I am looking to evaluate the indefinite integral
\begin{equation*} \int\sin^3x \cos^3x dx. \end{equation*}
I'm not sure if I started this right but I broke the terms up like this:
\begin{equation*} \int\sin^2x \sin x \cos^2x \cos x \end{equation*}
Edit: I got
\begin{equation*} {1 \over 4}\cos^4x + {1 \over 6}\cos^6x + C \end{equation*}
but my book says it should be sine not cosine
On
You are in the right direction.
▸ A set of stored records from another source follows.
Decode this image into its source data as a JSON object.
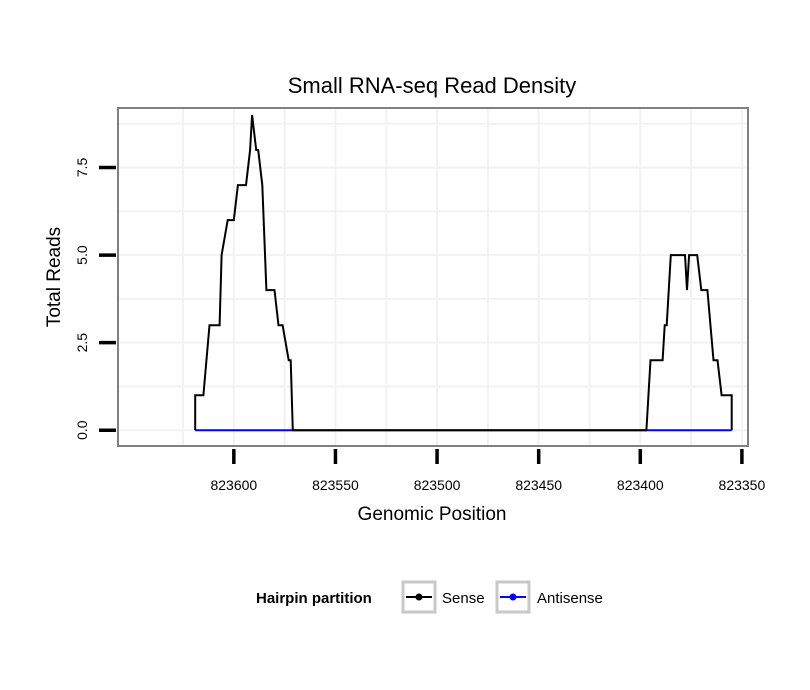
{
  "chart_data": {
    "type": "line",
    "title": "Small RNA-seq Read Density",
    "xlabel": "Genomic Position",
    "ylabel": "Total Reads",
    "xlim": [
      823657,
      823347
    ],
    "ylim": [
      -0.45,
      9.2
    ],
    "x_reversed": true,
    "xticks": [
      823600,
      823550,
      823500,
      823450,
      823400,
      823350
    ],
    "xtick_labels": [
      "823600",
      "823550",
      "823500",
      "823450",
      "823400",
      "823350"
    ],
    "yticks": [
      0,
      2.5,
      5,
      7.5
    ],
    "ytick_labels": [
      "0.0",
      "2.5",
      "5.0",
      "7.5"
    ],
    "grid": true,
    "legend": {
      "title": "Hairpin partition",
      "placement": "bottom"
    },
    "series": [
      {
        "name": "Sense",
        "color": "#000000",
        "x": [
          823619,
          823619,
          823617,
          823615,
          823612,
          823609,
          823607,
          823606,
          823603,
          823602,
          823600,
          823598,
          823597,
          823594,
          823592,
          823591,
          823589,
          823588,
          823586,
          823584,
          823582,
          823580,
          823578,
          823576,
          823573,
          823572,
          823571,
          823397,
          823395,
          823392,
          823389,
          823388,
          823387,
          823385,
          823381,
          823378,
          823377,
          823376,
          823373,
          823372,
          823370,
          823368,
          823367,
          823364,
          823362,
          823360,
          823357,
          823355,
          823355
        ],
        "y": [
          0,
          1,
          1,
          1,
          3,
          3,
          3,
          5,
          6,
          6,
          6,
          7,
          7,
          7,
          8,
          9,
          8,
          8,
          7,
          4,
          4,
          4,
          3,
          3,
          2,
          2,
          0,
          0,
          2,
          2,
          2,
          3,
          3,
          5,
          5,
          5,
          4,
          5,
          5,
          5,
          4,
          4,
          4,
          2,
          2,
          1,
          1,
          1,
          0
        ]
      },
      {
        "name": "Antisense",
        "color": "#0000ff",
        "x": [
          823619,
          823571,
          823397,
          823355
        ],
        "y": [
          0,
          0,
          0,
          0
        ]
      }
    ]
  }
}
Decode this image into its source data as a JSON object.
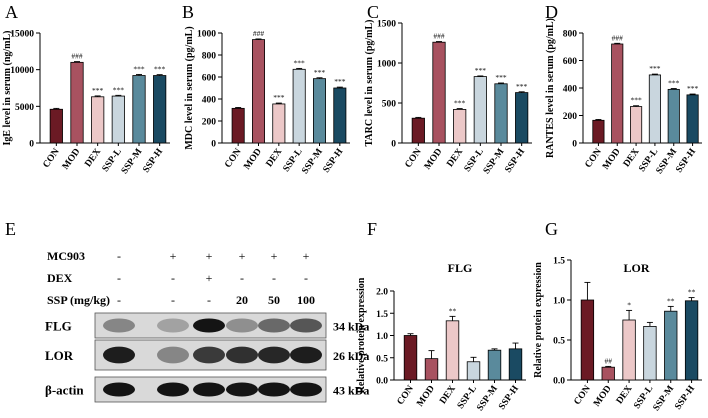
{
  "colors": [
    "#6b1a24",
    "#a85260",
    "#ecc8c8",
    "#c9d6de",
    "#5a8a9c",
    "#1a4a62"
  ],
  "bar_charts": [
    {
      "letter": "A",
      "ylabel": "IgE level in serum (ng/mL)",
      "categories": [
        "CON",
        "MOD",
        "DEX",
        "SSP-L",
        "SSP-M",
        "SSP-H"
      ],
      "values": [
        4600,
        11000,
        6300,
        6400,
        9200,
        9200
      ],
      "errors": [
        120,
        100,
        120,
        100,
        150,
        120
      ],
      "ylim": [
        0,
        15000
      ],
      "yticks": [
        "0",
        "5000",
        "10000",
        "15000"
      ],
      "ytick_values": [
        0,
        5000,
        10000,
        15000
      ],
      "sig": [
        "",
        "###",
        "***",
        "***",
        "***",
        "***"
      ]
    },
    {
      "letter": "B",
      "ylabel": "MDC level in serum (pg/mL)",
      "categories": [
        "CON",
        "MOD",
        "DEX",
        "SSP-L",
        "SSP-M",
        "SSP-H"
      ],
      "values": [
        315,
        940,
        355,
        670,
        585,
        500
      ],
      "errors": [
        8,
        6,
        8,
        8,
        8,
        8
      ],
      "ylim": [
        0,
        1000
      ],
      "yticks": [
        "0",
        "200",
        "400",
        "600",
        "800",
        "1000"
      ],
      "ytick_values": [
        0,
        200,
        400,
        600,
        800,
        1000
      ],
      "sig": [
        "",
        "###",
        "***",
        "***",
        "***",
        "***"
      ]
    },
    {
      "letter": "C",
      "ylabel": "TARC level in serum (pg/mL)",
      "categories": [
        "CON",
        "MOD",
        "DEX",
        "SSP-L",
        "SSP-M",
        "SSP-H"
      ],
      "values": [
        310,
        1260,
        420,
        830,
        740,
        630
      ],
      "errors": [
        10,
        8,
        10,
        8,
        10,
        10
      ],
      "ylim": [
        0,
        1500
      ],
      "yticks": [
        "0",
        "500",
        "1000",
        "1500"
      ],
      "ytick_values": [
        0,
        500,
        1000,
        1500
      ],
      "sig": [
        "",
        "###",
        "***",
        "***",
        "***",
        "***"
      ]
    },
    {
      "letter": "D",
      "ylabel": "RANTES level in serum (pg/mL)",
      "categories": [
        "CON",
        "MOD",
        "DEX",
        "SSP-L",
        "SSP-M",
        "SSP-H"
      ],
      "values": [
        165,
        720,
        265,
        495,
        390,
        350
      ],
      "errors": [
        6,
        5,
        6,
        6,
        6,
        6
      ],
      "ylim": [
        0,
        800
      ],
      "yticks": [
        "0",
        "200",
        "400",
        "600",
        "800"
      ],
      "ytick_values": [
        0,
        200,
        400,
        600,
        800
      ],
      "sig": [
        "",
        "###",
        "***",
        "***",
        "***",
        "***"
      ]
    },
    {
      "letter": "F",
      "title": "FLG",
      "ylabel": "Relative protein expression",
      "categories": [
        "CON",
        "MOD",
        "DEX",
        "SSP-L",
        "SSP-M",
        "SSP-H"
      ],
      "values": [
        1.0,
        0.48,
        1.33,
        0.41,
        0.67,
        0.7
      ],
      "errors": [
        0.04,
        0.18,
        0.1,
        0.1,
        0.03,
        0.13
      ],
      "ylim": [
        0,
        2.0
      ],
      "yticks": [
        "0.0",
        "0.5",
        "1.0",
        "1.5",
        "2.0"
      ],
      "ytick_values": [
        0,
        0.5,
        1.0,
        1.5,
        2.0
      ],
      "sig": [
        "",
        "",
        "**",
        "",
        "",
        ""
      ]
    },
    {
      "letter": "G",
      "title": "LOR",
      "ylabel": "Relative protein expression",
      "categories": [
        "CON",
        "MOD",
        "DEX",
        "SSP-L",
        "SSP-M",
        "SSP-H"
      ],
      "values": [
        1.0,
        0.16,
        0.75,
        0.67,
        0.86,
        0.99
      ],
      "errors": [
        0.22,
        0.01,
        0.12,
        0.05,
        0.06,
        0.04
      ],
      "ylim": [
        0,
        1.5
      ],
      "yticks": [
        "0.0",
        "0.5",
        "1.0",
        "1.5"
      ],
      "ytick_values": [
        0,
        0.5,
        1.0,
        1.5
      ],
      "sig": [
        "",
        "##",
        "*",
        "",
        "**",
        "**"
      ]
    }
  ],
  "blot": {
    "letter": "E",
    "treatment_rows": [
      {
        "label": "MC903",
        "marks": [
          "-",
          "+",
          "+",
          "+",
          "+",
          "+"
        ]
      },
      {
        "label": "DEX",
        "marks": [
          "-",
          "-",
          "+",
          "-",
          "-",
          "-"
        ]
      },
      {
        "label": "SSP (mg/kg)",
        "marks": [
          "-",
          "-",
          "-",
          "20",
          "50",
          "100"
        ]
      }
    ],
    "bands": [
      {
        "label": "FLG",
        "size": "34 kDa",
        "intensity": [
          0.35,
          0.2,
          0.95,
          0.3,
          0.5,
          0.6
        ]
      },
      {
        "label": "LOR",
        "size": "26 kDa",
        "intensity": [
          0.9,
          0.35,
          0.75,
          0.8,
          0.85,
          0.9
        ]
      },
      {
        "label": "β-actin",
        "size": "43 kDa",
        "intensity": [
          0.95,
          0.95,
          0.95,
          0.95,
          0.95,
          0.95
        ]
      }
    ]
  }
}
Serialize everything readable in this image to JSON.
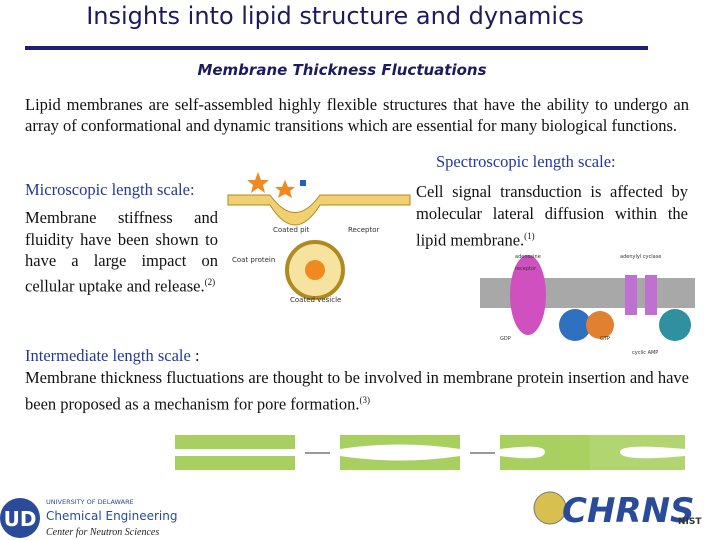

Write $$ \sin^3x \cos^3x=\sin x\sin^2x \cos^3x=\sin x\,(1-\cos^2x) \cos^3x. $$
On
Note that $\sin^3x\cos^3x=\sin^3x\cos x-\sin^5x\cos x$ and $$\int\sin^kx\cos x\mathrm{d}x=\left[\frac{\sin^{k+1}x}{k+1}\right].$$
On
Well, you can do the following:
$$ \int -\cos^{3}x (-1+\cos^{2}x) \sin x dx = \int (\sin x \cdot \cos^{3}xdx -\sin x \cdot \cos^{5}x )dx = \int sinx \cdot \cos^{3}x dx + \int -\sin x \cdot \cos^{5}x dx $$
Then you can easily solve that, by using a change of variable. Hope it helps.
On
The reduction formula
\begin{equation*} \int \cos^m(x)\sin^n(x)dx=-\frac{\cos^{m+1}(x)\sin^{n-1}(x)}{m+n}+\frac{n-1}{m+n}\int\cos^m(x)\sin^{-2+n}(x)dx \end{equation*}
with $m=n=3$ gives $$ \int \cos^3(x)\sin^3(x)dx=-\frac{\cos^4(x)\sin^2(x)}{6}+\frac{2}{6}\int\cos^3(x)\sin(x)dx. $$
On
$$\begin{align} \int \sin^3x \cos^3xdx & = \int\sin^3x(1-\sin^2x)\cos x dx \\ & (\sin x = t , \cos x dx = dt)\\ & = \frac{\sin^4x}{4} - \frac{\sin^6x}{6} + C \end{align}$$
$$\begin{align} \int \sin^3x \cos^3xdx & = \int\cos^3x(1-\cos^2x)\sin x dx \\ & (\cos x = t , \sin x dx = -dt)\\ & = -\frac{\cos^4x}{4} + \frac{\cos^6x}{6} + C \end{align}$$
We can easily check that both the expressions differ by a constant by expanding one of them which can be adjusted with the $C$
Let's "linearise" the integrand
$$\begin{align}\sin^3{x}\cos^3{x}&=\left(\frac{\sin{2x}}{2}\right)^3\\ &=\frac{1}{8}\left(\frac{e^{2ix}-e^{-2ix}}{2i}\right)^3\\ &=\frac{1}{8}\frac{e^{6ix}-3e^{2ix}+3e^{-2ix}-e^{-6ix}}{-8i}\\ &=\frac{-\sin{6x}+3\sin{2x}}{32}\end{align}$$
And it boils down to integrating two sines.